My fellow travelling companion who stands by my side teaches a class about Environment and Natural Resources at the University of Cần Thơ. He explains to me: “Even during the highwater influx, the fresh water is undrinkable because the river is extremely polluted.” He leaves it up to me to understand that all this is due to industrial waste discharged from the factories along the riverbanks, chemical fertilizers from the rice fields, and worst of all, waste from residential areas.

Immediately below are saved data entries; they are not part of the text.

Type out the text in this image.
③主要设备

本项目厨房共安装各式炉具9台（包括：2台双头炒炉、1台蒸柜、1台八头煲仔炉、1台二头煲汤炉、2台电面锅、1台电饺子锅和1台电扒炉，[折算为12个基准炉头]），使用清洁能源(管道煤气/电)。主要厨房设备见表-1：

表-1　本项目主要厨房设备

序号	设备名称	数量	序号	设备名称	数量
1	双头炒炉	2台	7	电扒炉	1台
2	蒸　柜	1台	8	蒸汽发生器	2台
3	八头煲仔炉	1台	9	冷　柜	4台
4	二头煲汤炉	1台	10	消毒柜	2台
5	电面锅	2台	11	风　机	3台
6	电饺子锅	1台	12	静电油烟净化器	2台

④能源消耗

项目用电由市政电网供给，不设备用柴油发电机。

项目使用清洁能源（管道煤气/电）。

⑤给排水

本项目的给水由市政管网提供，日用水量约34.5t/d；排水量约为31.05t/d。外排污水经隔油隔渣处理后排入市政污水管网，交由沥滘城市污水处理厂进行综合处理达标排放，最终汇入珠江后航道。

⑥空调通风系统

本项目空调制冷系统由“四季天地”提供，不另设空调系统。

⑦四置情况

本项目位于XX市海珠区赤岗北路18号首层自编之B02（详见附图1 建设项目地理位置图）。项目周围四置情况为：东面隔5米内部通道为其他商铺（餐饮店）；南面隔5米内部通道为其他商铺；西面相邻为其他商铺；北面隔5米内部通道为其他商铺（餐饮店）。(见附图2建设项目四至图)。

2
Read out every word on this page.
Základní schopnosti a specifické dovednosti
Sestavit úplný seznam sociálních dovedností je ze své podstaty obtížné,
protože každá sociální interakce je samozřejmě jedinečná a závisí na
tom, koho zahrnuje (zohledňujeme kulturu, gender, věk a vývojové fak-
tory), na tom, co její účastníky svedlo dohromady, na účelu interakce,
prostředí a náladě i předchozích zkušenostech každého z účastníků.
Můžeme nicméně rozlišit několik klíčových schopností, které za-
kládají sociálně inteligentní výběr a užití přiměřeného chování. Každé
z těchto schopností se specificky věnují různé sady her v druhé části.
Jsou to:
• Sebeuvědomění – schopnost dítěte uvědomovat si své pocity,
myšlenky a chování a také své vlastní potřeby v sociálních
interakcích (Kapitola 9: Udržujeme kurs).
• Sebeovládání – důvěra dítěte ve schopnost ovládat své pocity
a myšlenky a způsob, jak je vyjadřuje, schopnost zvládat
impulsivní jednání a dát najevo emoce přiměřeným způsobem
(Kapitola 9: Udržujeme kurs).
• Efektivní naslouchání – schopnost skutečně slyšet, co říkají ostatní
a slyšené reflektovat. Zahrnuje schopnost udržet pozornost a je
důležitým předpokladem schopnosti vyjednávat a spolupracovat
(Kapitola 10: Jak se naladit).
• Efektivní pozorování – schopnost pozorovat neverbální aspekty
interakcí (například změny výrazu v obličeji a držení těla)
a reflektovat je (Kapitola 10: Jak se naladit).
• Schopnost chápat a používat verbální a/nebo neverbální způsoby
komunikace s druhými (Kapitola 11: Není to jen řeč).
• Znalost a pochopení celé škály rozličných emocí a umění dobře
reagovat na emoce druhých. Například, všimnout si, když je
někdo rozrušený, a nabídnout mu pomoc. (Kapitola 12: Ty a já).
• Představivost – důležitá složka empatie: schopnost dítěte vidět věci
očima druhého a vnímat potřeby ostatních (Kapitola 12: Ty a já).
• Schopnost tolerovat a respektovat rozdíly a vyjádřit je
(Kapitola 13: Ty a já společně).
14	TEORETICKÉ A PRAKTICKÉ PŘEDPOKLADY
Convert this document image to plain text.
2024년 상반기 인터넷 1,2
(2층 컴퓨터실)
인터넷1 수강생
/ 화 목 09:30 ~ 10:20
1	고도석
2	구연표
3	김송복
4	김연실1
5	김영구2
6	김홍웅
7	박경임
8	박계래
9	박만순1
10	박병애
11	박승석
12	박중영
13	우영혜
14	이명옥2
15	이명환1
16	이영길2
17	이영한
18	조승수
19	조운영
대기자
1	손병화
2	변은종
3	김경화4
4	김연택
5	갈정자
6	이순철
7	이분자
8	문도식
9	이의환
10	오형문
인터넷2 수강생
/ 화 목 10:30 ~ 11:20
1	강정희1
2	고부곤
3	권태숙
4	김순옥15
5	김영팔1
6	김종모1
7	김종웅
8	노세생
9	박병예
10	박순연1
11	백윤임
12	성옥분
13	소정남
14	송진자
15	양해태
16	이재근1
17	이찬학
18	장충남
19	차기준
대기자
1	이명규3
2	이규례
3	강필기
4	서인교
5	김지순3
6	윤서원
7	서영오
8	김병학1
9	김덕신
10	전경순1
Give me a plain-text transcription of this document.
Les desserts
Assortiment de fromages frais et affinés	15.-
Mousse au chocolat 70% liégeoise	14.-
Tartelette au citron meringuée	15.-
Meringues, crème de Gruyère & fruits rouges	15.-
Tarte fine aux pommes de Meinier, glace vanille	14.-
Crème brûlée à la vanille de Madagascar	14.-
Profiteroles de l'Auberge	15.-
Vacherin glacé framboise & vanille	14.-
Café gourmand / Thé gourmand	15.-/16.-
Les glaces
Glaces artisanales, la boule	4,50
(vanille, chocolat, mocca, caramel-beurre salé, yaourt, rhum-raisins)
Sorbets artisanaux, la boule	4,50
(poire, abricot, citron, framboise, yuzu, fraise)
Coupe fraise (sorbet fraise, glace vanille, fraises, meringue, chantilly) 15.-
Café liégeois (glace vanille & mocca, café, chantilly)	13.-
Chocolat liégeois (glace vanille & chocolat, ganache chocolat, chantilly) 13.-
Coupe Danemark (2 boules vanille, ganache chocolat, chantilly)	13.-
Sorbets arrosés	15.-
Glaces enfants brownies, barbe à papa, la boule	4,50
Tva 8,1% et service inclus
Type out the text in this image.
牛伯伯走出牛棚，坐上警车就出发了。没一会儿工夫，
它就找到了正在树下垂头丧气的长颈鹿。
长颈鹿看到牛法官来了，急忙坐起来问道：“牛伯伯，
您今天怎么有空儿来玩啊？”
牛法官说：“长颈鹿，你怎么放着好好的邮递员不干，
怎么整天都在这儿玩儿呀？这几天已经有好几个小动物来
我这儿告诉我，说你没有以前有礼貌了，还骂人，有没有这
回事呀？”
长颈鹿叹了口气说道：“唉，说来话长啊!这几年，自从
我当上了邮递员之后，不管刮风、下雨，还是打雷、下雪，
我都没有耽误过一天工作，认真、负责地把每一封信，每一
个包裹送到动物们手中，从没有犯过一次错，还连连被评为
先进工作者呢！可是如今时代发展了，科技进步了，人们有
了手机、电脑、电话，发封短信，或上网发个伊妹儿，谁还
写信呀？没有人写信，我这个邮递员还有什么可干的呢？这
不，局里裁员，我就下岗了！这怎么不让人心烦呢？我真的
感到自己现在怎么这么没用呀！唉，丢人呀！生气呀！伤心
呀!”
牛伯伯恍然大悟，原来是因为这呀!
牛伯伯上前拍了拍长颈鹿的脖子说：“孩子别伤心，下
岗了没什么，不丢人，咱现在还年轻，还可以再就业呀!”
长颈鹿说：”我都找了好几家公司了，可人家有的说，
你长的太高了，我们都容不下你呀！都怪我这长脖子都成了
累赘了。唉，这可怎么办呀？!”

That is the situation facing the almost 20 million inhabitants of the Mekong Delta. They have to live with a polluted river and now, in the very first two months of 2020, they are hearing ominous tidings that the oncoming drought will come early and be more serious than that of 2016. This accounts for the saying “Water, water, everywhere, Nor anydrop to drink
.” Yet, the Mekong Delta is receiving more water per-capita than any other region in the country. Everywhere you turn, you are surrounded by water but the dirty and salty water. The biggest challenge is how can this polluted water be treated and rendered safe for everyday use.
The reader is just given a bird-view picture taken from a slow moving camera in outer space of a sinking ship amidst of climate change. It depicts an excruciatingly slow but sure death of the mighty Mekong River, the 11th longest river in the world endowed with a rich ecosystem second only to the Amazon River with its entire delta being slowly submerged under a rising sea level.